The challenge lies in deploying humanised AI in real-world environments at scale, as highlighted by Dr Iain Brown, head of data science at SAS. Despite the considerable business benefits anticipated from humanised AI, the deployment process poses challenges. Researchers globally are exploring novel approaches, such as using physiological signals to enhance AI's interaction with humans and developing sentiment-sensing capabilities. Initiatives like creating AI brains that don't require internet connections for remote or space applications demonstrate the evolving landscape. As society increasingly relies on AI, businesses and researchers must navigate barriers and exercise caution in reorienting AI to more human-like characteristics, ultimately aiming for a more widespread reality of AI humanisation.
Good governance and responsible AI in 2024
According to global experts, transparency and responsible development is the future trajectory of AI. “I predict the rising adoption of large-scale AI models will lead to a shift. We'll go from talking about global AI governance to forming dedicated bodies focused on it. This might include new agencies or institutes within and across nations,” says Keith Strier, Vice President of Worldwide AI Initiatives at NVIDIA and member of NAIC’s Responsible AI at Scale Think Tank.
Kobi Leins, a global expert in AI, international law, and governance, also emphasises the pivotal role individuals play in shaping the future of AI. As a member of Standards Australia’s IT-043 Artificial Intelligence National Committee, she highlights the increasing importance of governance in the face of rising litigation and widespread adoption of technology by companies.
Multimodal AI in 2024
Multimodal AI is poised to revolutionise user interactions with AI systems by integrating visual, auditory, and textual inputs, creating more natural and intuitive experiences. This approach involves combining data, such as images, text, and speech, with advanced algorithms to make predictions and generate outcomes. Think of multimodal AI as a cognitive process akin to the human brain's ability to process multiple stimuli simultaneously, forming comprehensive conclusions from various data points.

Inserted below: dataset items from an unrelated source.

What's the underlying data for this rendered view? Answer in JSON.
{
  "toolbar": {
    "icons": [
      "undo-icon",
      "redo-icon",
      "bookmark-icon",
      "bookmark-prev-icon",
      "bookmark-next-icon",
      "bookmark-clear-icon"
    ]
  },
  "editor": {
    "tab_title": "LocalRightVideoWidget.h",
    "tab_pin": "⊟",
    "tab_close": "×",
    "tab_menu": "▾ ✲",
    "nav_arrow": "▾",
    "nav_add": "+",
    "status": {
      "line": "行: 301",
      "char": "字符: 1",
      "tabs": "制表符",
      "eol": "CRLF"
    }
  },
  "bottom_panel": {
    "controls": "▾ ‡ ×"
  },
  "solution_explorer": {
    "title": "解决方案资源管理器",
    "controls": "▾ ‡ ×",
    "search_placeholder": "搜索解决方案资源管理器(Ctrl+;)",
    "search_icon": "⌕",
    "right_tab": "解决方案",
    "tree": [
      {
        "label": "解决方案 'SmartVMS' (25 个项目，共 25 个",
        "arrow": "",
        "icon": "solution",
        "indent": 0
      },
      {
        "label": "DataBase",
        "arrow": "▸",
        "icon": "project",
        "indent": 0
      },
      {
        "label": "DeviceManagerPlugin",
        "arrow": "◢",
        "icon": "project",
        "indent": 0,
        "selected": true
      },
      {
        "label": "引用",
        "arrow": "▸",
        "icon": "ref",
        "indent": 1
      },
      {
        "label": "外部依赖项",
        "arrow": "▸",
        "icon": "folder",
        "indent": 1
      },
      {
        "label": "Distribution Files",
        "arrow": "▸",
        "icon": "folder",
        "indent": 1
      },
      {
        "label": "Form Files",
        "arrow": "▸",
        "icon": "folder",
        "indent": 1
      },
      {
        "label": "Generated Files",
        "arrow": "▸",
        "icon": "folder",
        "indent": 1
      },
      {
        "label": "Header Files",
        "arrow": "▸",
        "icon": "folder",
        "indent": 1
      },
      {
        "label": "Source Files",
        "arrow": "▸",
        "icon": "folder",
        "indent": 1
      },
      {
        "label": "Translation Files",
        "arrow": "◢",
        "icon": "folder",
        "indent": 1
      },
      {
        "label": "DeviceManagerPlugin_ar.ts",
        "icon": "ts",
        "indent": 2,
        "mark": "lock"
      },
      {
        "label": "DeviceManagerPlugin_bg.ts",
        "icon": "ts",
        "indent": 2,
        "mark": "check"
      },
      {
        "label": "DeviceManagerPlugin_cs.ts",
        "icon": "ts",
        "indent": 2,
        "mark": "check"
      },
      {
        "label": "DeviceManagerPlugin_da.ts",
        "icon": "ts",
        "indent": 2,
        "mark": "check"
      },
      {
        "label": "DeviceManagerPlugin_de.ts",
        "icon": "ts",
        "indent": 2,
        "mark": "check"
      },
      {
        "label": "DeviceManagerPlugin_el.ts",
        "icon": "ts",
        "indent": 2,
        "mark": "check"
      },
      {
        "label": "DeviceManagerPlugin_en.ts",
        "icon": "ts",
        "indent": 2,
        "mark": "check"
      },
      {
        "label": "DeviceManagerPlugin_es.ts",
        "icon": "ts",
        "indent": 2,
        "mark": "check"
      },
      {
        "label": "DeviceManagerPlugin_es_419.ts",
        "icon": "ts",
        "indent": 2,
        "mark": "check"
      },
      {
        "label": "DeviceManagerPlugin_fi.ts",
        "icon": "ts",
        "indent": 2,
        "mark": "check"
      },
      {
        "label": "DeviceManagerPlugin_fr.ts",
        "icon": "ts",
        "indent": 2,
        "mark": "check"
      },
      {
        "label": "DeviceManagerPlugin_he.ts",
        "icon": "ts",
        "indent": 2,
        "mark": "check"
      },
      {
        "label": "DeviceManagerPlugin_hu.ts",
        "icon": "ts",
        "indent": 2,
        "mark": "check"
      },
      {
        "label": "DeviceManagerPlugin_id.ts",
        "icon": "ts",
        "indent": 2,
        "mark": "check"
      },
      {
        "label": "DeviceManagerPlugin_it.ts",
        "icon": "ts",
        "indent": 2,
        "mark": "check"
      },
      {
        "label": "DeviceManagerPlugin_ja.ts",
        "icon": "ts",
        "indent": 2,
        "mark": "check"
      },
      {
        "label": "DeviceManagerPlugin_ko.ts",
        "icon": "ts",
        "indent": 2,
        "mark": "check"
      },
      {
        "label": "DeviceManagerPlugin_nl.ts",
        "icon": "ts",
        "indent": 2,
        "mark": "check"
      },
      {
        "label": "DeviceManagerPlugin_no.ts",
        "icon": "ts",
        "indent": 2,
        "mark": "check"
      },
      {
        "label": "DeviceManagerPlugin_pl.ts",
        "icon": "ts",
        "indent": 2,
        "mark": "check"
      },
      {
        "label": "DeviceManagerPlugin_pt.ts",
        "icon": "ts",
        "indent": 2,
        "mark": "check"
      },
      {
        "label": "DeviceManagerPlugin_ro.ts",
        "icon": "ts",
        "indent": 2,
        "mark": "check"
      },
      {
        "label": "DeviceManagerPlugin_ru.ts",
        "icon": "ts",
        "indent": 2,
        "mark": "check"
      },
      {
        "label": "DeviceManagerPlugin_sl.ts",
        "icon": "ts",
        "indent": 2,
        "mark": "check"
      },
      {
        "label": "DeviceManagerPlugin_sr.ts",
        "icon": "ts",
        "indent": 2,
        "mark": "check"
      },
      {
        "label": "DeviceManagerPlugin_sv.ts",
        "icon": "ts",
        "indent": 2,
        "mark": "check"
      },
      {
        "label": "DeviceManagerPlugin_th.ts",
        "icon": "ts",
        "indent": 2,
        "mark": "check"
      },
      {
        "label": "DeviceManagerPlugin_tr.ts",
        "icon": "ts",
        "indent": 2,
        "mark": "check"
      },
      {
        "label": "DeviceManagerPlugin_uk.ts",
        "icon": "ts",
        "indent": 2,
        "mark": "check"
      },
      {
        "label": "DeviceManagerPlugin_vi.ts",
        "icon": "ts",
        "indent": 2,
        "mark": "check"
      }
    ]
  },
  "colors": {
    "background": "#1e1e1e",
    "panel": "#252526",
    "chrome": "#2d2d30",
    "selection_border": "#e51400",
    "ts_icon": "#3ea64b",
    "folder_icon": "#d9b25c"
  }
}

Several notable applications exemplify the potential of multimodal AI. Microsoft's DALL·E and DALL·E 2, described as an AI that "draws anything at your command," employs natural language processing and image-text pairings to rapidly generate diverse images based on textual prompts. Renesas Electronics and Syntiant's voice control technology, embedded in devices like RoboVacs and security cameras, leverages AI-based IoT systems to enhance real-life situational awareness. United Airlines employs multimodal AI in its customer service, utilising NLX's tool to interact with passengers via voice assistance for tasks like changing travel plans, checking flight status, and providing accessibility information, showcasing the potential for enhanced customer experiences through automation.